Anke Richter's article on the abuse at the Centrepoint community in the 1980s takes a more serious and sensitive look at the damage done to young girls than we have previously seen in the media. I am shocked and horrified, even though I was a resident there. I lived in the community for most of its controversial life. I find it staggering that I knew so little of what was apparently happening around me. It's almost 25 years since the demise of the community, yet the article exposes outrages on clearly vulnerable people I cared for. These revelations hurt me deeply.
Quite rightly, much information remains confidential, and its only when brave and suffering victims like those in the article choose to tell their stories that we learn of the true horror. Centrepoint was meant to be their utopia, an ideal childhood of freedom and learning. But it was turned by a segment of misguided and menacing adults. Most of the people, adults and children, lived wholesome, safe lives at Centrepoint. For much of the time, it was a great place to live. Born of the post-hippie days, it was a social experiment in freedom following the New Age and psychology fashions of the day; gestalt, transactional analysis, neuro-linguistic programming, a bit of Rajneesh and others. We were on the road to greater awareness, maybe enlightenment, and it was exciting.

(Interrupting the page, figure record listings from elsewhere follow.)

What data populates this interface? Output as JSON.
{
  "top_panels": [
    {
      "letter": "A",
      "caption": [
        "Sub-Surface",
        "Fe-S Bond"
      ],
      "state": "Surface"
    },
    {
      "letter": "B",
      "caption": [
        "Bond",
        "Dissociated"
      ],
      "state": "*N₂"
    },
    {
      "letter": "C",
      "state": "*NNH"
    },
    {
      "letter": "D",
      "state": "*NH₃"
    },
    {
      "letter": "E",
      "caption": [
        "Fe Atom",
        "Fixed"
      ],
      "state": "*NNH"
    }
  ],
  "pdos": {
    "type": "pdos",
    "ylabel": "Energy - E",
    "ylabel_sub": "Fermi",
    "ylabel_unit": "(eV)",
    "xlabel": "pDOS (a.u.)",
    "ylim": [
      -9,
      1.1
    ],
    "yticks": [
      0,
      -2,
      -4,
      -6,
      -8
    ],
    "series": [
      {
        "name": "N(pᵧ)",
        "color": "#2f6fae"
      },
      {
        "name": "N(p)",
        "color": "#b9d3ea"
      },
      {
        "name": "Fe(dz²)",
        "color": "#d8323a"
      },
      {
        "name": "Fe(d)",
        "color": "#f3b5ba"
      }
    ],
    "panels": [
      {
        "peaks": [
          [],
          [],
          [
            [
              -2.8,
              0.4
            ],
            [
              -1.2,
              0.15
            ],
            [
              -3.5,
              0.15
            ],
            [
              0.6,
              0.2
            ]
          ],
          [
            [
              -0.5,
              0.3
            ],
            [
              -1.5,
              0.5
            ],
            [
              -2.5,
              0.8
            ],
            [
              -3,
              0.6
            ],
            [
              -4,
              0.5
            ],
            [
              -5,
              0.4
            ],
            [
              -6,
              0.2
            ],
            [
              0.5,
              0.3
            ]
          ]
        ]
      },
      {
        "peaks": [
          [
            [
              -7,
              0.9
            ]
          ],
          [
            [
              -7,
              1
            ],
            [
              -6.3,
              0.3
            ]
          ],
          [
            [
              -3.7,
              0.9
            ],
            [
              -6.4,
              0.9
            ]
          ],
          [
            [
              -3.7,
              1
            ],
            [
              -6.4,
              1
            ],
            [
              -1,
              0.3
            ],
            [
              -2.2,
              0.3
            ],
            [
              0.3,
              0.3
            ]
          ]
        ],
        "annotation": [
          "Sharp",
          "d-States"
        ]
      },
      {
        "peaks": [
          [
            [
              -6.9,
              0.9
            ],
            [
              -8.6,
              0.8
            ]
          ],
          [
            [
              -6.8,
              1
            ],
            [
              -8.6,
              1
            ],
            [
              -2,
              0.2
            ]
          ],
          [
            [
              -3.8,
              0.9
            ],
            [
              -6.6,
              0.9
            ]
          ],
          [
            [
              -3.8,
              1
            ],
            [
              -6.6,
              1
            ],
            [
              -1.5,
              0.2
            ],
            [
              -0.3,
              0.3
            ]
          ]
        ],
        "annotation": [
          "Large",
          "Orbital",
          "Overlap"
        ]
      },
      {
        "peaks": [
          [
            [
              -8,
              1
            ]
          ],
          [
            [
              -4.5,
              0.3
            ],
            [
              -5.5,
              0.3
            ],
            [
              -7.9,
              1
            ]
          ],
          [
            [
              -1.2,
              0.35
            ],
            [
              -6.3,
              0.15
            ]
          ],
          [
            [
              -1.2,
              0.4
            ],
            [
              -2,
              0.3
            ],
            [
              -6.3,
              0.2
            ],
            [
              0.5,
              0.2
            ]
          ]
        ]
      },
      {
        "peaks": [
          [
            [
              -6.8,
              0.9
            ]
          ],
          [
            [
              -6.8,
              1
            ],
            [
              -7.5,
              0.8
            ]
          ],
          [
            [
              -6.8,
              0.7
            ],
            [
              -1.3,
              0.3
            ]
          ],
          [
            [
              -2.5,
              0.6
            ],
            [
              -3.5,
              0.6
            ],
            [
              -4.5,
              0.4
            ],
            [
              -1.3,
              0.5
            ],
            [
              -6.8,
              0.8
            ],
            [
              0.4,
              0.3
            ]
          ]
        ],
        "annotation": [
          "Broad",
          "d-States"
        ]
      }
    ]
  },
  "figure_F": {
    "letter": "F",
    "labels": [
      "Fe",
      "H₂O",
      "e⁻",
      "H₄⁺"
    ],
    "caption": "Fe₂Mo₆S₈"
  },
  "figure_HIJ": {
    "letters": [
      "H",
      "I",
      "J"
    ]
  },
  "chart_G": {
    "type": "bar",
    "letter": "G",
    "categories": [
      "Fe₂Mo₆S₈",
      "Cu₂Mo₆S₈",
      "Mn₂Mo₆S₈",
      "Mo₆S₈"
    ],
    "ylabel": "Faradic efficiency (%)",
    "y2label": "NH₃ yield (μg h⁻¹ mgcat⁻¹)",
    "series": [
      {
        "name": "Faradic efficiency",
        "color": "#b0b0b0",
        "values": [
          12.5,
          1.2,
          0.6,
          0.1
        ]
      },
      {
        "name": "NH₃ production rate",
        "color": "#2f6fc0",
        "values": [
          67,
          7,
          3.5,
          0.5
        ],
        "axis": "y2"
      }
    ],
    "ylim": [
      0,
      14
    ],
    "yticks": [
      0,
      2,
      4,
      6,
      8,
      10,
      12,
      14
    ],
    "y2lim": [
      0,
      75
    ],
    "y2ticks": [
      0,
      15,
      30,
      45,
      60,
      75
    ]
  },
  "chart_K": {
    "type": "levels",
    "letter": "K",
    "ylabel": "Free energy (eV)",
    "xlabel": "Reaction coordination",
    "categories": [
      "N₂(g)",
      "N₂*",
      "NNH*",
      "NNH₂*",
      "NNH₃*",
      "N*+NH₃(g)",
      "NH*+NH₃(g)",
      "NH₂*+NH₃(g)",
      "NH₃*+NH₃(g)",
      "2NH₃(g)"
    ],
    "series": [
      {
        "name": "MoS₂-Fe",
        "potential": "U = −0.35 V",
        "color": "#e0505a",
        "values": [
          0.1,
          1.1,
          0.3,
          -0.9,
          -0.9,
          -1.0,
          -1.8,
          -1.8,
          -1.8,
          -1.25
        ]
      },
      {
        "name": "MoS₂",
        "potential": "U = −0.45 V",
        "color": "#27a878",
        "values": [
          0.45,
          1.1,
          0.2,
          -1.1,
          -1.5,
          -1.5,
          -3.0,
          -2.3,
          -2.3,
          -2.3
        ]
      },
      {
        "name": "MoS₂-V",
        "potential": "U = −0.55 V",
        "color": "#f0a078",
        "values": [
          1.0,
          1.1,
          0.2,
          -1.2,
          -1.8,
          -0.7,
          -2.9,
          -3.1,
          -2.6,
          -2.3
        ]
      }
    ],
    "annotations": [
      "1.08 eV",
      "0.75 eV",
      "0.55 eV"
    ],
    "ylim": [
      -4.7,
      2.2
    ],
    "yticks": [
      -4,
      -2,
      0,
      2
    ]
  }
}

The key was honesty - we should be totally open in our living together and strive for honesty in our words and emotions. On reflection, I was naive, but I believed everyone was striving for that honesty. I did not know there was a dark side, a group who were intent on betraying the community and exploiting it for their own means. It wasn't just the sex - the deceit also carried over into drugs. It's only been in recent years that I've heard that there was a secret laboratory built, but probably never used, under Bert's house. If so, it was never discovered by the police. So much for openess and honesty.
Resurrecting the whole sordid affair, as Richter's article does, will be hurtful for many people. Adults now who were children growing up in the community and never confronted with abuse may again have the finger unjustly pointed at them, parents may struggle with pain and guilt and victims may be retraumatised. But that has to be weighed against any benefit the victims quoted in the article can claim. Here they are, more than two decades down the track, still struggling and deserving to be heard if that is their choice. They are still special to me and I treasure good times with them. They are good people.